As disfunções que afectam os sectores agrícolas no sistema mundial capitalista são identificáveis através de paradoxos gritantes. Cerca de três mil milhões de pessoas sobre a terra continuam a sofrer fome (em um terço) ou desnutrição (em dois terços), enquanto as produções agrícolas ultrapassam as necessidades alimentares; daí uma super-produção de pelo menos 150%. Uma grande maioria destas pessoas vive em zona rural: os três quartos dos indivíduos que sofrem de sub-alimentação são camponeses. A extensão das áreas de cultivo agrícola no mundo é acompanhada por um declínio das populações camponesas em relação às populações urbanas. Uma parte crescente das terras é cultivada por transnacionais que não direccionam suas produções para o consumo alimentar e sim para destinos industriais ou energéticos mais rentáveis. Na África, um dinamismo das exportações agrícolas decorrentes de culturas comerciais de renda coexiste com o aumento das importações de produtos de base destinados a responder às necessidades alimentares. Obviamente, e com urgência, as coisas devem mudar.

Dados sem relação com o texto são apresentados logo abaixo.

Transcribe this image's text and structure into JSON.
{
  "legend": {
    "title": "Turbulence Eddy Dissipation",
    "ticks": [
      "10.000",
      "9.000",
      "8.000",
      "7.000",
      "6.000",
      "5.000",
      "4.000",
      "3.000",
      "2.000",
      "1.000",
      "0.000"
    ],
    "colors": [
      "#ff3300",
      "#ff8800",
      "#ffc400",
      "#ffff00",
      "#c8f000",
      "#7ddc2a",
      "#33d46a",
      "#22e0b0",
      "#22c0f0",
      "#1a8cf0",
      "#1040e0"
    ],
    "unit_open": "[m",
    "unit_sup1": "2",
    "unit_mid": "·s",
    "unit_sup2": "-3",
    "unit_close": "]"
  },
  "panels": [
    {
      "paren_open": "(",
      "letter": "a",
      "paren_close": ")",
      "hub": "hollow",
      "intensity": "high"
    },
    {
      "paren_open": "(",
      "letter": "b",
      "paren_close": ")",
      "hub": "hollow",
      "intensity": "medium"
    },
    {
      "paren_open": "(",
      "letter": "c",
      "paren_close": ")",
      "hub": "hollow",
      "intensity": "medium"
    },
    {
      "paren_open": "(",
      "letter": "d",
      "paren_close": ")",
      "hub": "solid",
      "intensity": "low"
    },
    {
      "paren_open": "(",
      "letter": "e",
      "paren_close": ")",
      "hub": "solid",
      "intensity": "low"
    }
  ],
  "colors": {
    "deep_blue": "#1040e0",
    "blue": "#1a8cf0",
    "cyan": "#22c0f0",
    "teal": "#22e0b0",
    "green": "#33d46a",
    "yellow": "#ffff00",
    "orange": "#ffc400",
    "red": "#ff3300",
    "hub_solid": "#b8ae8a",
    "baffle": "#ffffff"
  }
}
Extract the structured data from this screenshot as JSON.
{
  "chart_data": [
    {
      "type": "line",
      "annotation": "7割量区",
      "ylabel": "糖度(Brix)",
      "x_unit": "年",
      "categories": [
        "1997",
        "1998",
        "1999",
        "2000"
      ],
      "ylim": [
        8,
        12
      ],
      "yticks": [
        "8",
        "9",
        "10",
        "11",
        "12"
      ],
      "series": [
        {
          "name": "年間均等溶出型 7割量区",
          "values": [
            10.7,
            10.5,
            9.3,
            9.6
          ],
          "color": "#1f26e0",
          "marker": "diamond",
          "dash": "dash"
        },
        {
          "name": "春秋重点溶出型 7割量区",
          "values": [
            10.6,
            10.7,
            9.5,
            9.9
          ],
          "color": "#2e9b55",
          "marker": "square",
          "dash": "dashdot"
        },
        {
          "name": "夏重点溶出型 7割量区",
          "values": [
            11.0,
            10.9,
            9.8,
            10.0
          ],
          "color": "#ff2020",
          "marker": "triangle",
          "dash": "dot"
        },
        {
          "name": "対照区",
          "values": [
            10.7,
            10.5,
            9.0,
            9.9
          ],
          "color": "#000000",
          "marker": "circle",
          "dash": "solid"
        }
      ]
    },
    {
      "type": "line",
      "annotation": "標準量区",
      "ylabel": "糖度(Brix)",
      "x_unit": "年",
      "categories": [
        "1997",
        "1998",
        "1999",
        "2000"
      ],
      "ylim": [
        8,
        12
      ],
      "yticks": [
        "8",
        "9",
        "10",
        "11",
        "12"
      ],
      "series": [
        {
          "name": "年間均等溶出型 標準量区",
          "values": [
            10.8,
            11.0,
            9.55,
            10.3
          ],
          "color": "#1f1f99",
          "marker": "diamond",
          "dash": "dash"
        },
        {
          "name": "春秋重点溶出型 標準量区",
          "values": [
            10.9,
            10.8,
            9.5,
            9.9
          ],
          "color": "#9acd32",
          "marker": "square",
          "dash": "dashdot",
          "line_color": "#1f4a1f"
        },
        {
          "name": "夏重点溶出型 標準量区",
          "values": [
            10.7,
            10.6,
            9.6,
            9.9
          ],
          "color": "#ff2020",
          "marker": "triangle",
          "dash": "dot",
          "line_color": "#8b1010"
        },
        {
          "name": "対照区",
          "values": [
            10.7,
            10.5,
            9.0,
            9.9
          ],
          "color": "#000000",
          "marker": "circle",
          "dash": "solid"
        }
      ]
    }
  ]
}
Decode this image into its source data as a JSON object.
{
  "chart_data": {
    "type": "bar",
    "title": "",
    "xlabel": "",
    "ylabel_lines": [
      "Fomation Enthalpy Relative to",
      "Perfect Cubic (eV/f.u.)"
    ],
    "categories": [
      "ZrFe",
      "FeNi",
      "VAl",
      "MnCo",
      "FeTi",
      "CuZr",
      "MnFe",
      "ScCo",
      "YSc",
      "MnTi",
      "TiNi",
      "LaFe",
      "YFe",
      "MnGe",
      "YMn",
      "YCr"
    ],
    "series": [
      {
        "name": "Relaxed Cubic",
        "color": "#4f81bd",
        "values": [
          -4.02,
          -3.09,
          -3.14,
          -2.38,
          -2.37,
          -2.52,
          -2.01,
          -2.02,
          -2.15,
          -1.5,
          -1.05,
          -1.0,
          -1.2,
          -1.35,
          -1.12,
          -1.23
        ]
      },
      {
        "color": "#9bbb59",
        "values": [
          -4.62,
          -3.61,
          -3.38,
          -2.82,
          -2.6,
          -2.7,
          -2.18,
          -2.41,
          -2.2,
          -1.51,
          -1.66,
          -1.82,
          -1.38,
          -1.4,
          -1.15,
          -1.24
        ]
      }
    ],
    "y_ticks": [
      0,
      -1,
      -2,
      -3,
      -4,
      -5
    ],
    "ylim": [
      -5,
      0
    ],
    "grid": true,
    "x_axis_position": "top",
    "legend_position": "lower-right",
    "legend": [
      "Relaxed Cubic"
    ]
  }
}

O inimigo comum dos povos do Sul e do Norte é o capital financeiro, cada vez mais bárbaro e destruidor. E em crise. Para os povos em luta, o princípio director é o controle pelas comunidades da gestão das terras e da água enquanto bens comuns, que não devem ser privatizados nem mercantilizados. O que precisa ser buscado prioritariamente é a soberania alimentar – e uma condição para isso é o acesso à terra para todos os camponeses – a qual deve ser considerada como um objectivo para orientar a maior parte das lutas rurais. A reforma agrária visando redistribuir as terras aos camponeses está na ordem do dia na Ásia, África e América Latina.
A soberania alimentar está no cerne das lutas. Para atingi-la, um modo de produção diferente do capitalismo deverá ser praticado. É a própria modernidade que conviria repensar. O acesso à terra e aos recursos necessários à reprodução da vida, enquanto bens comuns, é um direito legítimo para todos os camponeses, para os trabalhadores e as pessoas do povo. Para que a soberania alimentar salvaguarde modos de gestão colectiva será preciso aceitar a presença dos agricultores familiares em qualquer futuro previsível do século XXI. Para resolver estas questões será preciso uma libertação da lógica destruidora do capitalismo. Para modificar as regras de dominação imperialista do comércio internacional, os camponeses, os trabalhadores e os povos do Norte assim como os do Sul deverão unir-se a fim de enfrentar em conjunto o capital financeiro e reconstruir estratégias alternativas para a longa e difícil transição ao comunismo.